1. Air conditioning - I go on about this endlessly but having done this many times I have a few observations about why under-floor hot-cold isle comms room cooling isn't suitable for TV equipment (and in fact it's not really suitable for IT builds!). Nobody in IT server-room construction has ever been able to answer me any of the objections below other than this is standard practice.
  • Cold air is heavier than hot - why try and fight nature by pushing cold air upwards rather than dropping it down the front of the cabinets?
  • Raised floors leak - cable entry holes into the room and once tiles have been lifted and dropped a lot of cold air is spilling out reducing the pressure in the cold isles.
  • Lots of additional brush-covers for cable entry into the cabinets
  • Dust is forced out of the floor void (and into the equipment!).
2. Patch panel layout - I shudder when I see structured cabling panels where the eight tie-lines to a room just present sequentially with no thought to how they'll be used.

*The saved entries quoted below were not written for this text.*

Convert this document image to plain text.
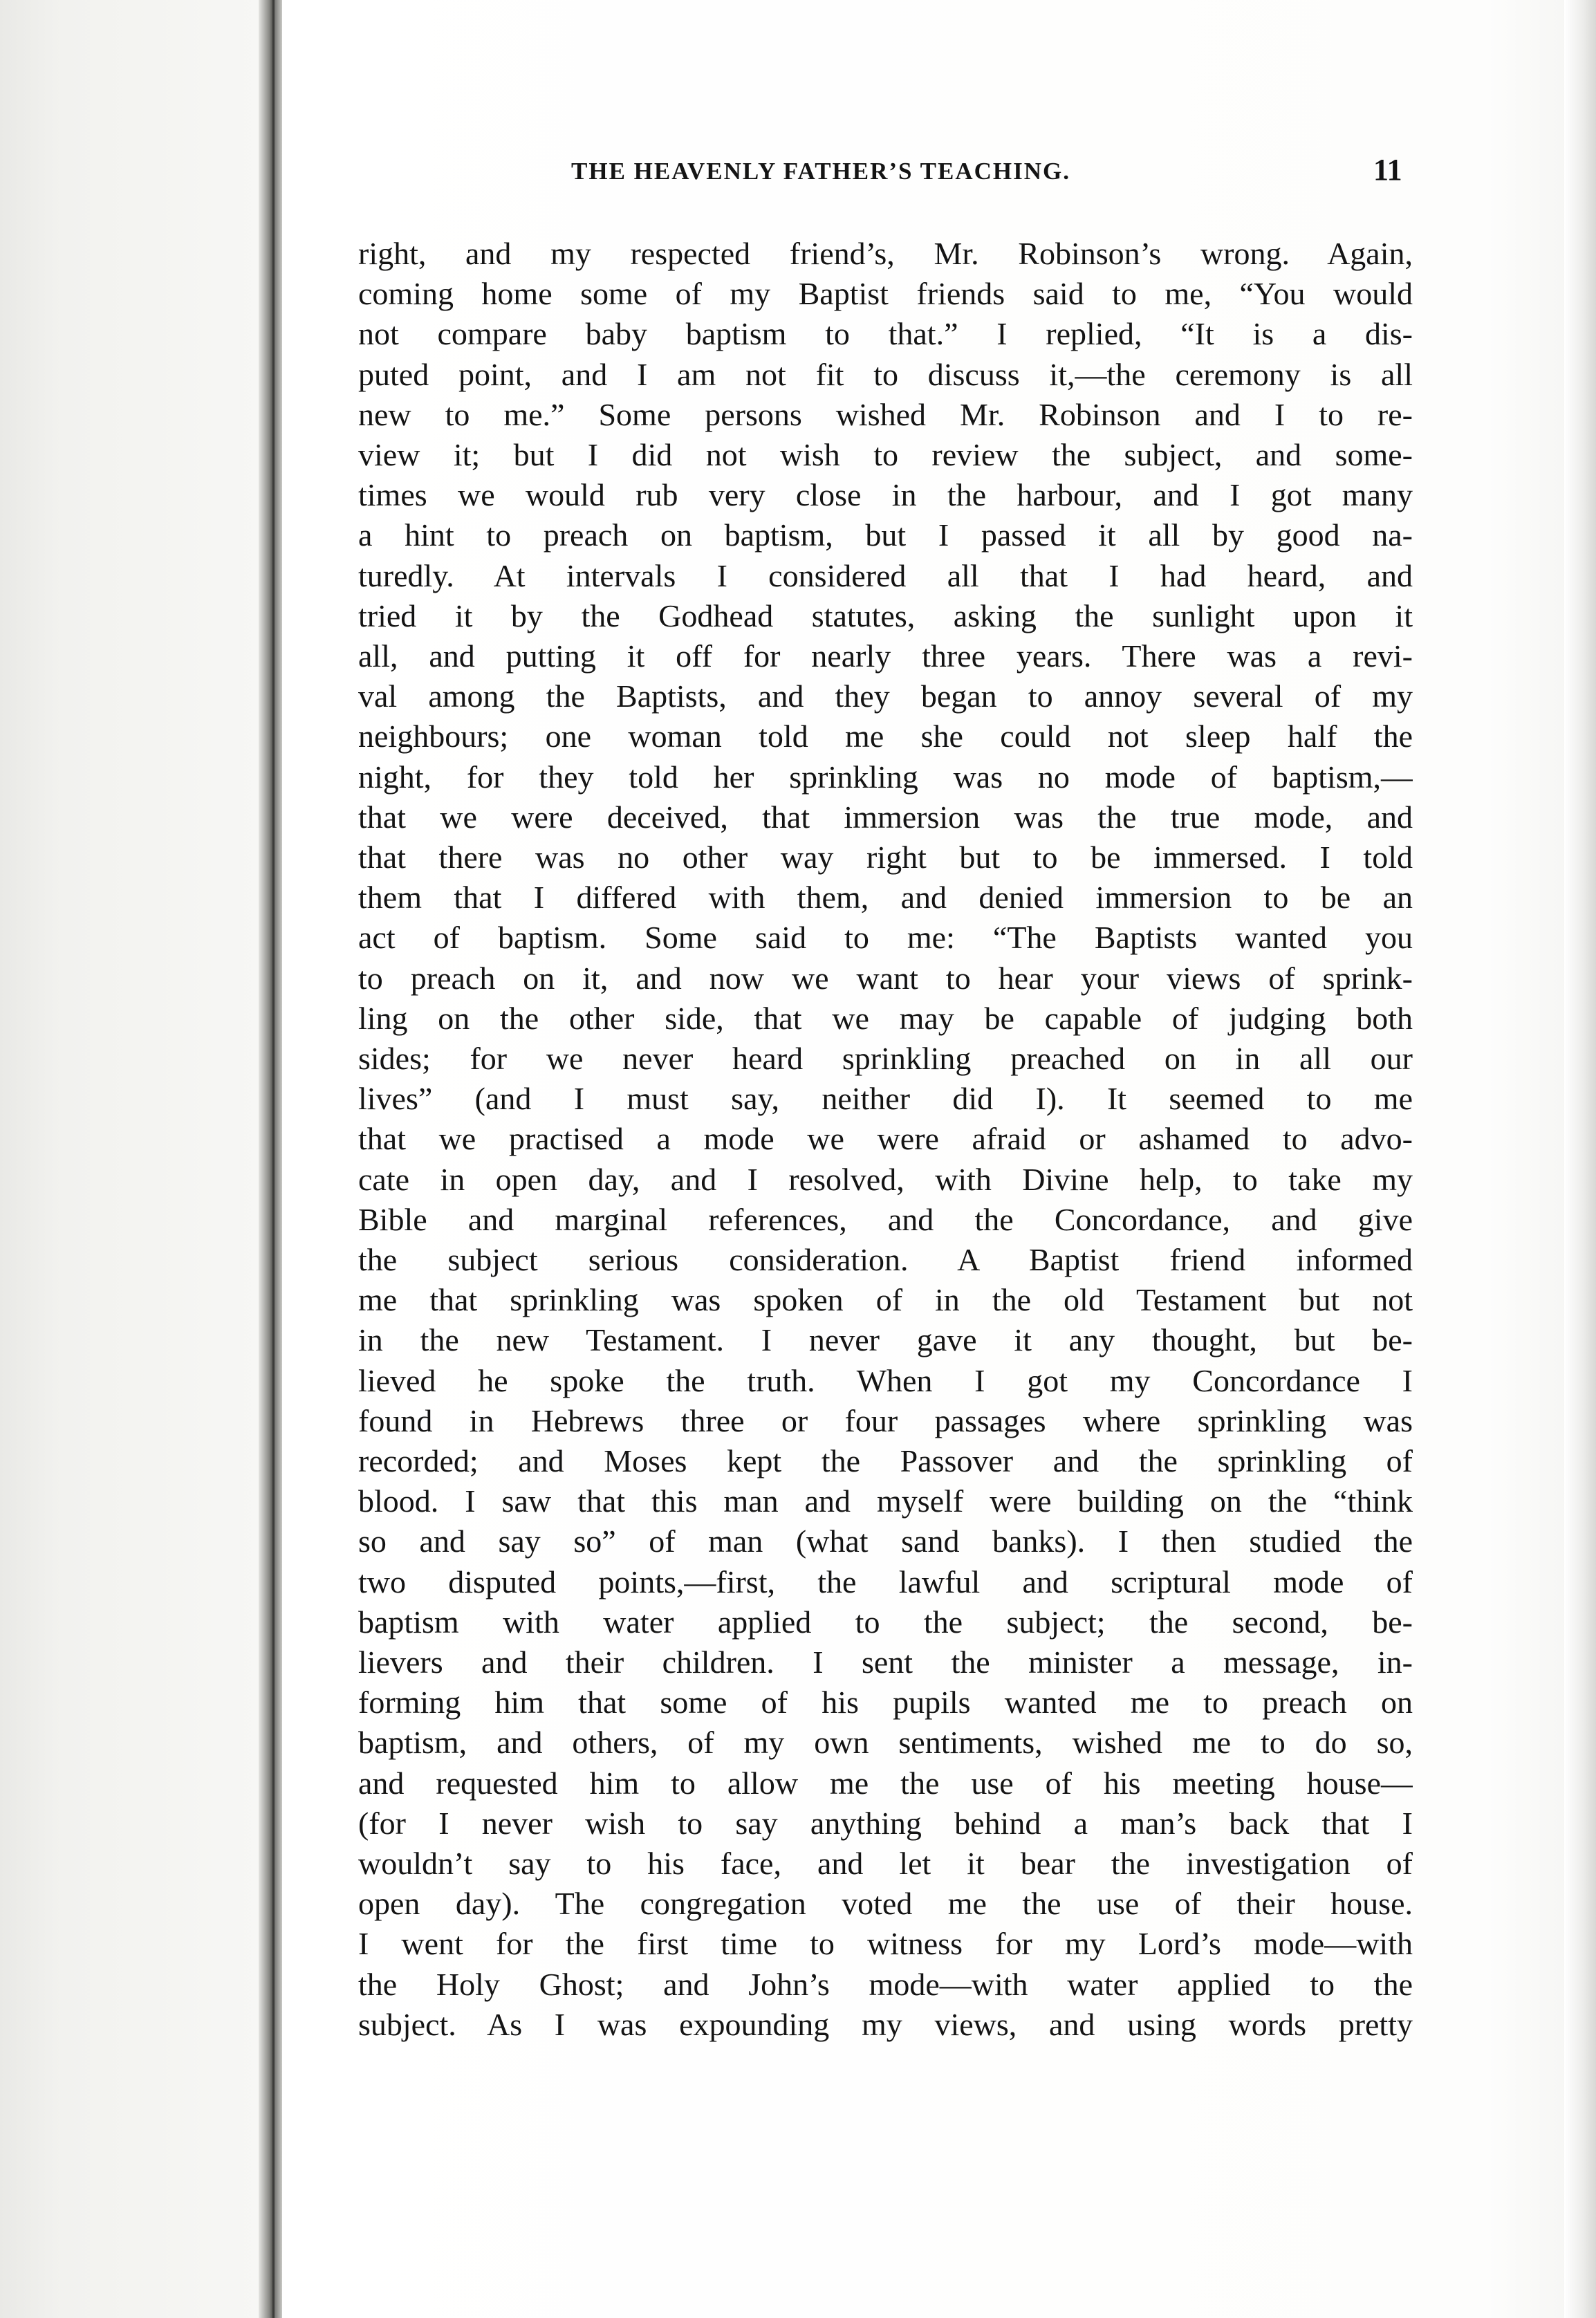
THE HEAVENLY FATHER’S TEACHING.	11
right, and my respected friend’s, Mr. Robinson’s wrong. Again,
coming home some of my Baptist friends said to me, “You would
not compare baby baptism to that.” I replied, “It is a dis-
puted point, and I am not fit to discuss it,—the ceremony is all
new to me.” Some persons wished Mr. Robinson and I to re-
view it; but I did not wish to review the subject, and some-
times we would rub very close in the harbour, and I got many
a hint to preach on baptism, but I passed it all by good na-
turedly. At intervals I considered all that I had heard, and
tried it by the Godhead statutes, asking the sunlight upon it
all, and putting it off for nearly three years. There was a revi-
val among the Baptists, and they began to annoy several of my
neighbours; one woman told me she could not sleep half the
night, for they told her sprinkling was no mode of baptism,—
that we were deceived, that immersion was the true mode, and
that there was no other way right but to be immersed. I told
them that I differed with them, and denied immersion to be an
act of baptism. Some said to me: “The Baptists wanted you
to preach on it, and now we want to hear your views of sprink-
ling on the other side, that we may be capable of judging both
sides; for we never heard sprinkling preached on in all our
lives” (and I must say, neither did I). It seemed to me
that we practised a mode we were afraid or ashamed to advo-
cate in open day, and I resolved, with Divine help, to take my
Bible and marginal references, and the Concordance, and give
the subject serious consideration. A Baptist friend informed
me that sprinkling was spoken of in the old Testament but not
in the new Testament. I never gave it any thought, but be-
lieved he spoke the truth. When I got my Concordance I
found in Hebrews three or four passages where sprinkling was
recorded; and Moses kept the Passover and the sprinkling of
blood. I saw that this man and myself were building on the “think
so and say so” of man (what sand banks). I then studied the
two disputed points,—first, the lawful and scriptural mode of
baptism with water applied to the subject; the second, be-
lievers and their children. I sent the minister a message, in-
forming him that some of his pupils wanted me to preach on
baptism, and others, of my own sentiments, wished me to do so,
and requested him to allow me the use of his meeting house—
(for I never wish to say anything behind a man’s back that I
wouldn’t say to his face, and let it bear the investigation of
open day). The congregation voted me the use of their house.
I went for the first time to witness for my Lord’s mode—with
the Holy Ghost; and John’s mode—with water applied to the
subject. As I was expounding my views, and using words pretty
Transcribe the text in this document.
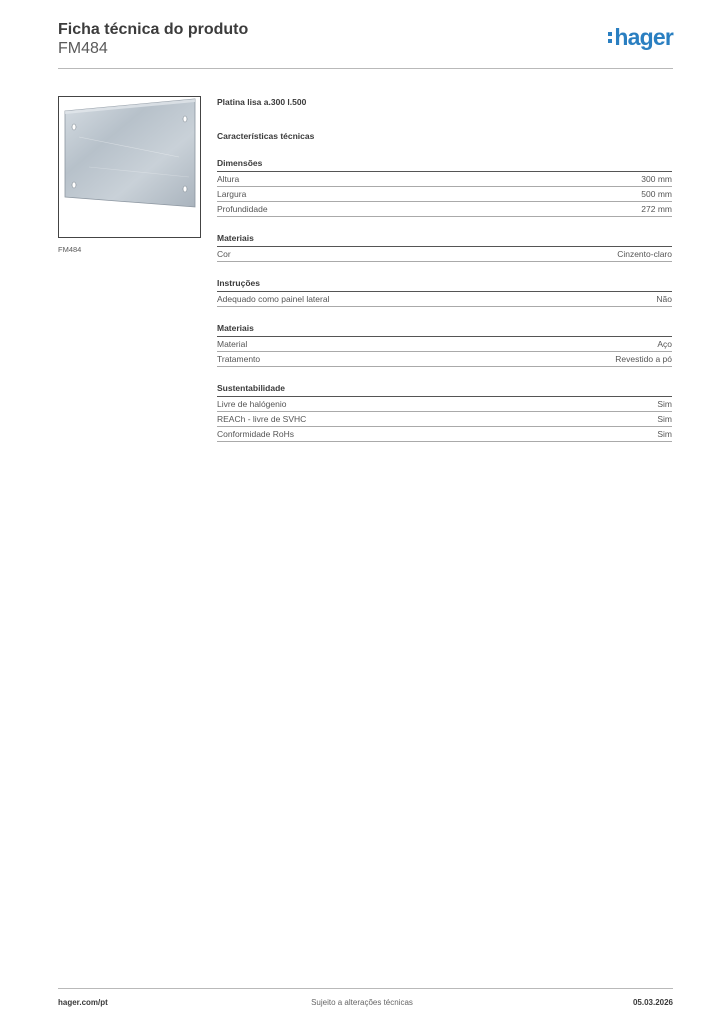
Ficha técnica do produto
FM484	hager
FM484
Platina lisa a.300 l.500
Características técnicas
Dimensões
Altura	300 mm
Largura	500 mm
Profundidade	272 mm
Materiais
Cor	Cinzento-claro
Instruções
Adequado como painel lateral	Não
Materiais
Material	Aço
Tratamento	Revestido a pó
Sustentabilidade
Livre de halógenio	Sim
REACh - livre de SVHC	Sim
Conformidade RoHs	Sim
hager.com/pt	Sujeito a alterações técnicas	05.03.2026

It's just lazy and means no attention has been paid until an engineer is patching up. It also means bays are very untidy from the start and you see super-wide bays with cable-management down each side. Things needn't be that messy from the start.  This is a real comms room;


3. "Flood wiring" of cabinets - This one relates to the previous point, but by avoiding thinking about the room and over-spending on 'flood wiring' you see 24-port panels at the top of EVERY CABINET going back to the haystack above.

4. Power specifications - Despite every bit of equipment having a switch mode supply (and hence being an inductive load) every MCB in most mains rooms are C-rated and double the required capacity (C32s for the 16A circuits etc.) - I'm sure using correctly rated D-breakers would be better from a safety and reliability point of view. Again - it's about not taking responsibility early on; keep our options open!

All of these are a function of the fact that the clever part of IT installs is in the switches and servers. The cabling is generic (one cat6 is much like any other) and so there is little compulsion to do it as nicely as it can be.  My heart sinks when I start a job and the first thing the customer's PM says is "...this is off the back of the comms room build"! 

This is the way I like to leave things;



Friday, May 11, 2012

HD/SDi over fibre and SMPTE 297M (2006)

I've recently installed an NVision 8144 router at a large facility and some of the output cards are for fibre - dual LCs on each SFP with 3G video conforming to SMPTE 297M (SDi over single mode fibre). Very nice. Over the last couple of years I've put in a load of the little Black Magic fibre transceivers and although they perform admirably (only had to replace one due to it being roughly handled by an OB rigger!) but I couldn't quite bring myself to believe that the mighty Blackmagic would conform to the same spec! They really are built to budget (and excellent for it). However, I had a situation where my choice was to buy the Miranda fibre receivers (at a grand a piece) OR use the half dozen BMs I already had. To my surprise the Blackmagics worked just fine. Maybe SMPTE compliance does mean something, in the case of fibre I assumed manufacturers would juts vary too much, but I suppose SDi over copper is universal, so why not over glass as well?